NVIDIA and Google Cloud Want to Power the Entire AI Universe, From Data to Digital Twins

NVIDIA and Google Cloud have unveiled a sweeping new collaboration designed to bring high-performance, accelerated computing to every corner of enterprise AI. The two companies say their goal is to make it faster, easier and vastly more powerful to run everything from 3D advertising design to industrial robotics inside Google’s cloud.
The G4 VM: A Swiss Army Knife for AI
At the centre of the announcement is Google Cloud’s new G4 virtual machine, powered by NVIDIA’s RTX PRO 6000 Blackwell Server Edition GPU, the latest heavyweight in NVIDIA’s Blackwell family. It is a universal engine built for both brain and beauty, capable of handling multimodal, generative and agentic AI workloads while simultaneously rendering photorealistic visuals for design and simulation.
The new GPU features fifth-generation Tensor Cores for faster AI inference using efficient FP4 data formats, and fourth-generation RT Cores that double the ray-tracing performance of the previous generation. Companies can configure up to eight of these GPUs per instance, delivering a total of 768 GB of GDDR7 memory.
The result is a platform that can think and create at the same time. Advertising group WPP is already using G4 VMs with NVIDIA’s Omniverse to generate photorealistic 3D marketing content in real time. Engineering specialist Altair is using the same setup to accelerate computational fluid dynamics and complex simulation workloads.
Omniverse Meets the Cloud
The headline act for many users will be the arrival of NVIDIA Omniverse and Isaac Sim as virtual machine images on the Google Cloud Marketplace.

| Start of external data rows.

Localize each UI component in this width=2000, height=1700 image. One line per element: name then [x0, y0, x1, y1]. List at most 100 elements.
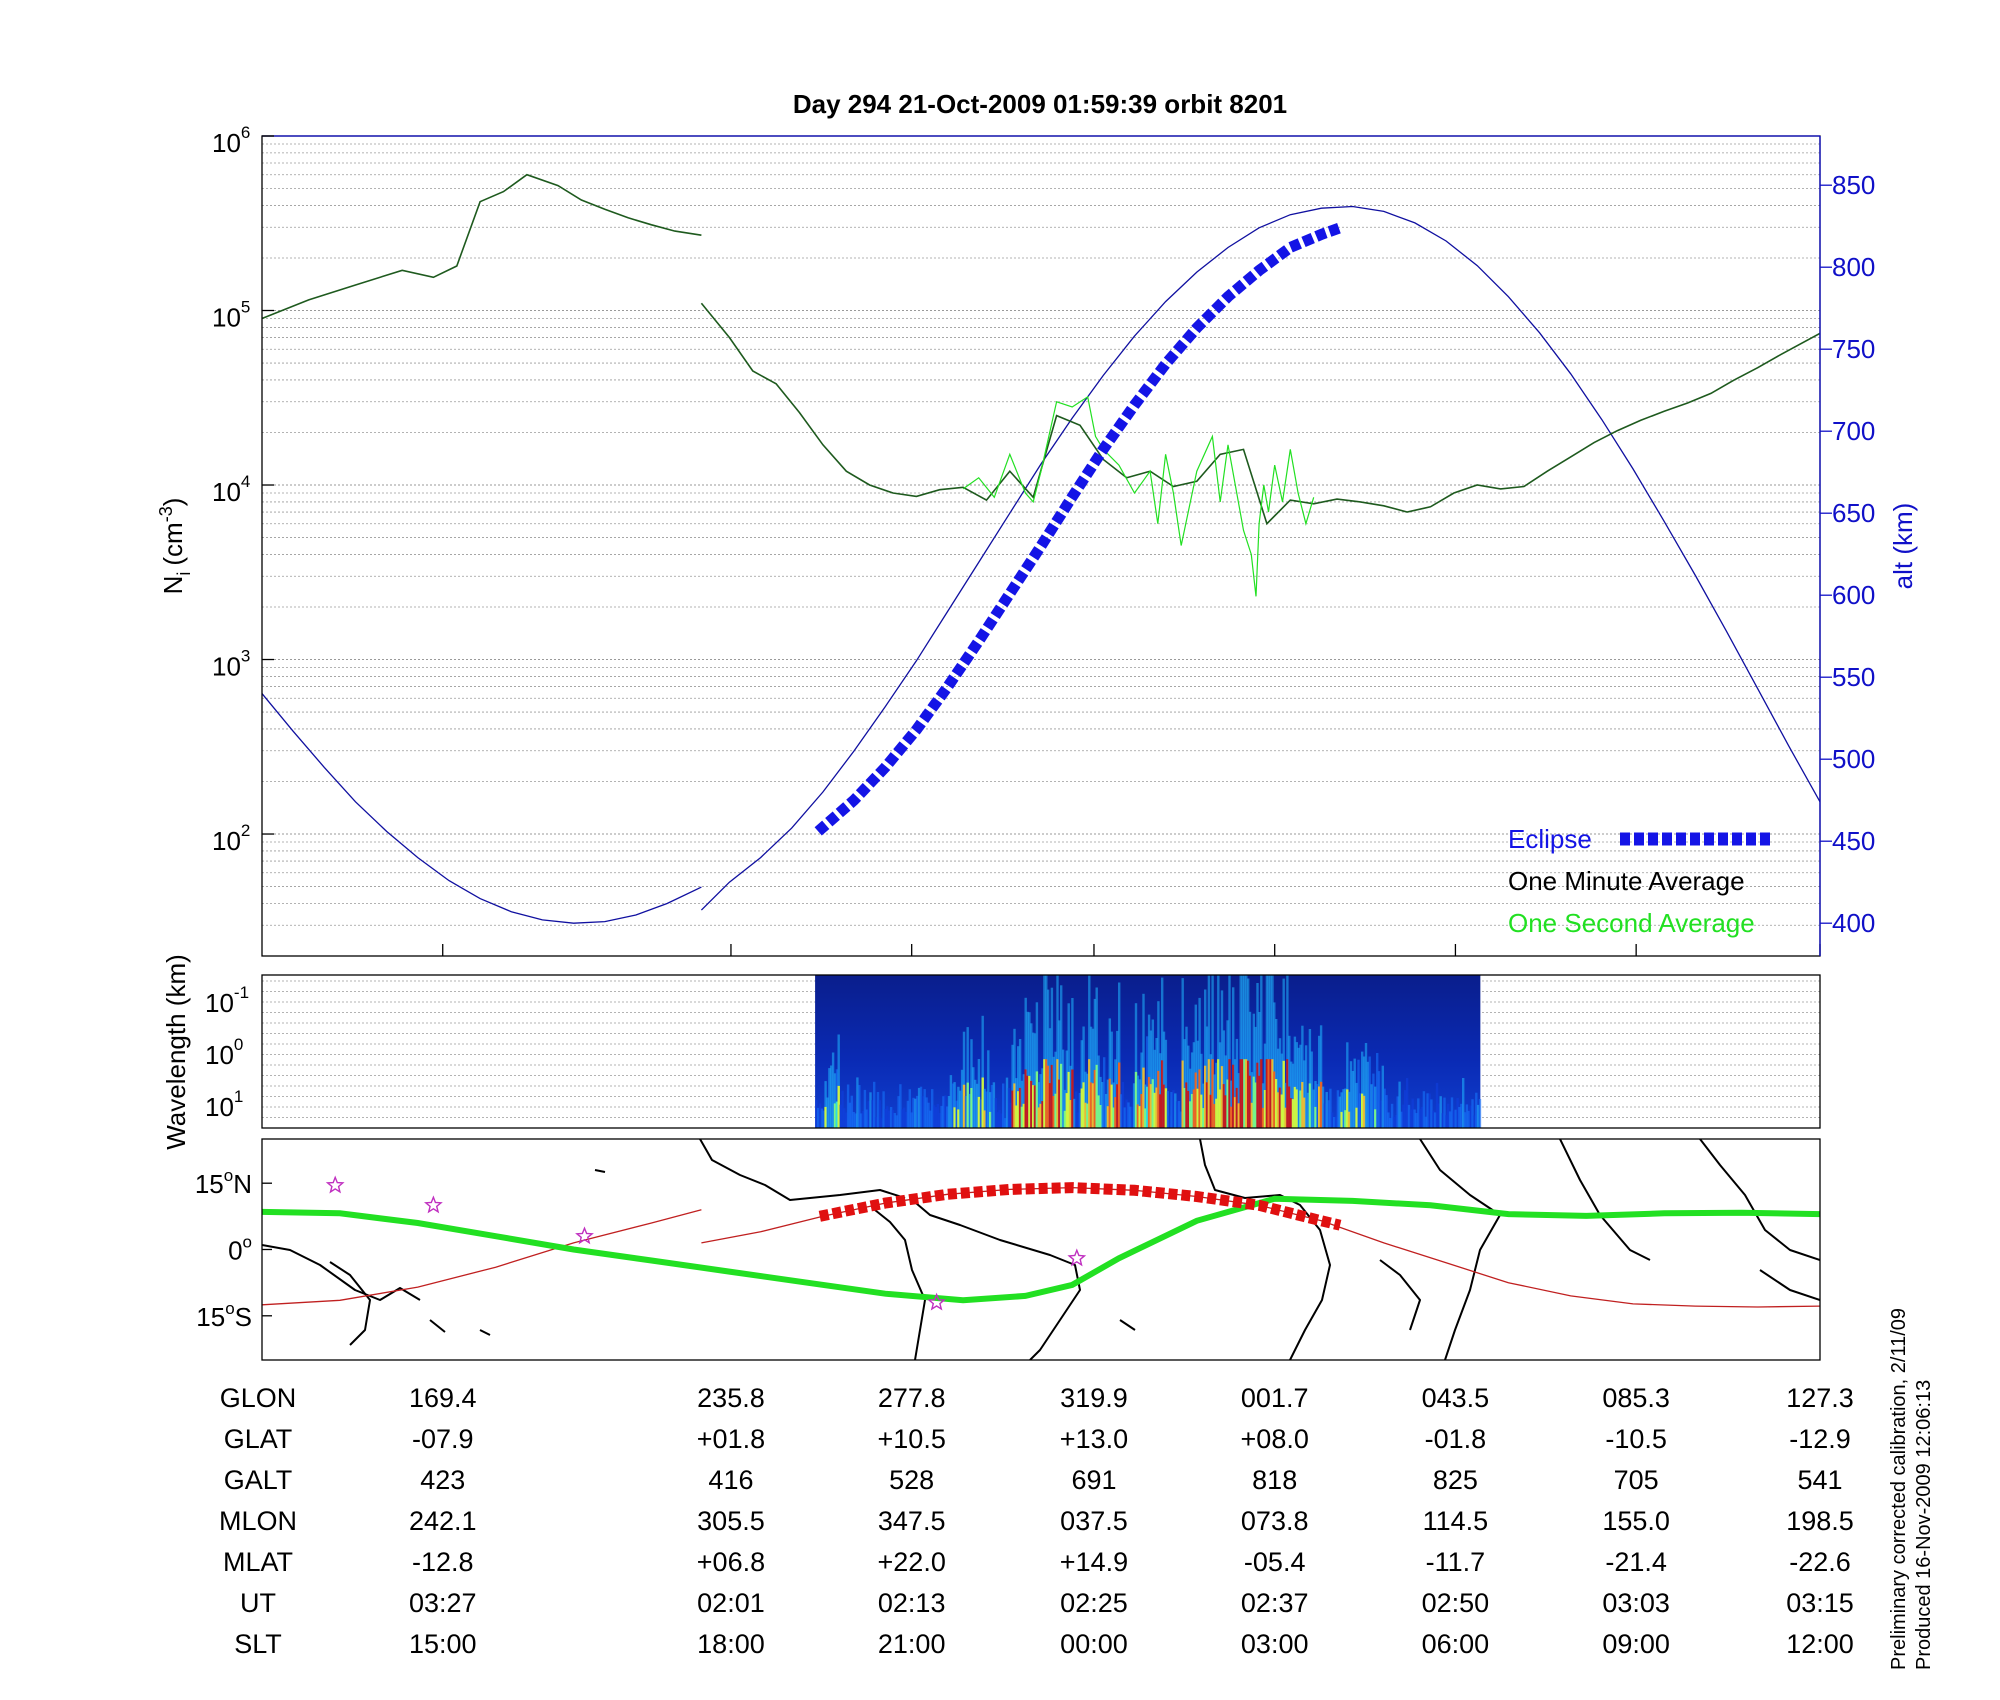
- spectrogram-cell: [1000, 1113, 1003, 1128]
- spectrogram-cell: [1467, 1110, 1470, 1128]
- spectrogram-cell: [1035, 1002, 1039, 1128]
- spectrogram-cell: [1447, 1103, 1450, 1128]
- spectrogram-cell: [1349, 1061, 1353, 1128]
- spectrogram-cell: [1471, 1099, 1474, 1128]
- spectrogram-cell: [1357, 1059, 1360, 1128]
- spectrogram-cell: [1218, 1042, 1222, 1128]
- legend-eclipse: Eclipse: [1508, 824, 1592, 854]
- spectrogram-cell: [1327, 1100, 1330, 1128]
- spectrogram-cell: [1075, 1091, 1078, 1128]
- spectrogram-cell: [899, 1084, 902, 1128]
- spectrogram-cell: [1273, 1071, 1276, 1128]
- density-y-axis-label: Ni(cm-3): [156, 498, 194, 595]
- spectrogram-cell: [1162, 1031, 1166, 1128]
- spectrogram-cell: [1224, 1095, 1227, 1128]
- magnetic-equator-line: [262, 1186, 1820, 1308]
- spectrogram-cell: [1228, 1059, 1231, 1129]
- table-cell: 423: [420, 1465, 465, 1495]
- spectrogram-cell: [1138, 1106, 1141, 1128]
- spectrogram-cell: [1405, 1078, 1409, 1128]
- density-panel: 102 103 104 105 106 400 450 500 550 600 650 700 750…: [156, 123, 1918, 957]
- spectrogram-cell: [1022, 1074, 1025, 1128]
- spectrogram-cell: [1314, 1106, 1317, 1128]
- altitude-line: [262, 205, 1820, 924]
- table-cell: 198.5: [1786, 1506, 1854, 1536]
- spectrogram-cell: [1465, 1104, 1469, 1128]
- table-cell: 02:25: [1060, 1588, 1128, 1618]
- spectrogram-cell: [1469, 1105, 1472, 1128]
- coastline-segment: [699, 1139, 906, 1201]
- spectrogram-cell: [1428, 1093, 1431, 1128]
- spectrogram-cell: [953, 1107, 956, 1128]
- spectrogram-cell: [1252, 1076, 1255, 1128]
- table-row-label: MLON: [219, 1506, 297, 1536]
- spectrogram-cell: [1017, 1046, 1020, 1128]
- spectrogram-cell: [1361, 1093, 1364, 1128]
- spectrogram-cell: [1073, 1098, 1076, 1128]
- spectrogram-cell: [962, 1084, 966, 1128]
- spectrogram-cell: [1374, 1086, 1377, 1128]
- spectrogram-cell: [1263, 1090, 1267, 1128]
- spectrogram-cell: [1243, 975, 1246, 1128]
- map-panel: 15oN 0o 15oS: [195, 1138, 1821, 1361]
- one-minute-average-line: [262, 173, 1820, 526]
- density-y-tick-labels: 102 103 104 105 106: [212, 123, 274, 856]
- spectrogram-cell: [1260, 1059, 1263, 1129]
- spectrogram-cell: [1069, 1065, 1072, 1128]
- table-cell: 319.9: [1060, 1383, 1128, 1413]
- spectrogram-cell: [1056, 975, 1059, 1128]
- spectrogram-cell: [1194, 1072, 1197, 1128]
- spectrogram-cell: [1089, 1026, 1093, 1128]
- table-cell: -22.6: [1789, 1547, 1851, 1577]
- spectrogram-cell: [996, 1112, 999, 1128]
- spectrogram-cell: [822, 1110, 825, 1128]
- spectrogram-y-tick-label: 101: [205, 1087, 243, 1122]
- spectrogram-cell: [1290, 1061, 1293, 1128]
- spectrogram-cell: [1456, 1098, 1459, 1128]
- spectrogram-cell: [1331, 1112, 1334, 1128]
- spectrogram-cell: [1030, 1080, 1033, 1128]
- spectrogram-cell: [856, 1077, 859, 1128]
- spectrogram-cell: [1361, 1051, 1364, 1128]
- spectrogram-cell: [1303, 1060, 1306, 1128]
- spectrogram-cell: [1011, 1090, 1014, 1128]
- spectrogram-cell: [1250, 1072, 1254, 1128]
- spectrogram-cell: [1301, 1025, 1304, 1128]
- spectrogram-cell: [1189, 1068, 1192, 1128]
- spectrogram-cell: [1346, 1089, 1349, 1128]
- spectrogram-cell: [1063, 1110, 1067, 1128]
- spectrogram-cell: [1347, 1091, 1351, 1128]
- spectrogram-cell: [1015, 1105, 1018, 1128]
- spectrogram-cell: [1177, 1101, 1181, 1128]
- spectrogram-cell: [1189, 1101, 1192, 1128]
- spectrogram-cell: [1220, 1066, 1224, 1128]
- spectrogram-cell: [1155, 1038, 1158, 1128]
- spectrogram-cell: [1142, 993, 1145, 1128]
- ground-track-line: [262, 1195, 1820, 1304]
- spectrogram-cell: [955, 1100, 958, 1128]
- spectrogram-panel: 10-1 100 101 Wavelength (km): [161, 954, 1821, 1150]
- spectrogram-cell: [1213, 1074, 1216, 1128]
- altitude-y-tick-label: 450: [1832, 826, 1875, 856]
- spectrogram-cell: [1157, 1001, 1160, 1128]
- altitude-y-tick-label: 400: [1832, 908, 1875, 938]
- spectrogram-cell: [1084, 1102, 1087, 1128]
- spectrogram-cell: [1314, 1081, 1317, 1128]
- spectrogram-cell: [1473, 1115, 1476, 1128]
- spectrogram-cell: [983, 1110, 986, 1128]
- table-cell: 541: [1797, 1465, 1842, 1495]
- spectrogram-cell: [889, 1107, 893, 1128]
- spectrogram-cell: [1065, 1050, 1068, 1128]
- spectrogram-cell: [1114, 1059, 1117, 1128]
- spectrogram-cell: [1183, 1039, 1186, 1128]
- spectrogram-cell: [925, 1097, 928, 1128]
- station-star-marker: [325, 1175, 345, 1194]
- spectrogram-cell: [1463, 1112, 1467, 1128]
- spectrogram-cell: [1157, 1070, 1160, 1128]
- table-cell: 15:00: [409, 1629, 477, 1659]
- table-cell: 037.5: [1060, 1506, 1128, 1536]
- spectrogram-cell: [1063, 1089, 1067, 1128]
- table-cell: 169.4: [409, 1383, 477, 1413]
- spectrogram-cell: [824, 1106, 827, 1128]
- spectrogram-cell: [1235, 1087, 1239, 1128]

Omniverse is built on Universal Scene Description (OpenUSD) and allows companies to build digital twins, complete virtual replicas of physical assets that can be tested and optimised before real-world deployment. Factories, warehouses and even vehicle assembly lines can be modelled in detail and simulated under different conditions to improve efficiency.
Isaac Sim, built on the same platform, is designed for robotics developers who want to train, simulate and validate robots in physics-based environments before they go anywhere near a factory floor. Together, these tools turn Google Cloud into a sandbox for what NVIDIA calls physical AI — systems that can think, reason and move in realistic digital worlds.
Plug and Play AI for the Enterprise
The collaboration extends beyond design and robotics. Google Cloud customers will gain access to the full NVIDIA AI software stack, covering agentic AI, scientific computing and visual design. Developers can use NVIDIA Nemotron reasoning models, follow NVIDIA Blueprints to build intelligent agents, and deploy them with NVIDIA NIM microservices for efficient, secure inference.
In scientific research, the combination of CUDA-X libraries and Blackwell GPUs delivers striking speed improvements. Core genomics algorithms now run up to 6.8 times faster than on the previous generation, while designers and artists can use NVIDIA RTX Virtual Workstation software to access high-performance virtual workstations from anywhere.
The Bigger Picture
What NVIDIA and Google Cloud have created is a unified AI ecosystem that can handle everything from massive model training to industrial simulation and 3D design. It gives companies a single architecture that spans the entire spectrum of modern computing.
Whether the task is building a digital twin, training an AI assistant or rendering a next-generation film scene, this partnership aims to make Google Cloud the go-to engine for creative and computational power. For enterprises chasing both performance and scalability, it is the closest thing yet to a one-stop AI shop.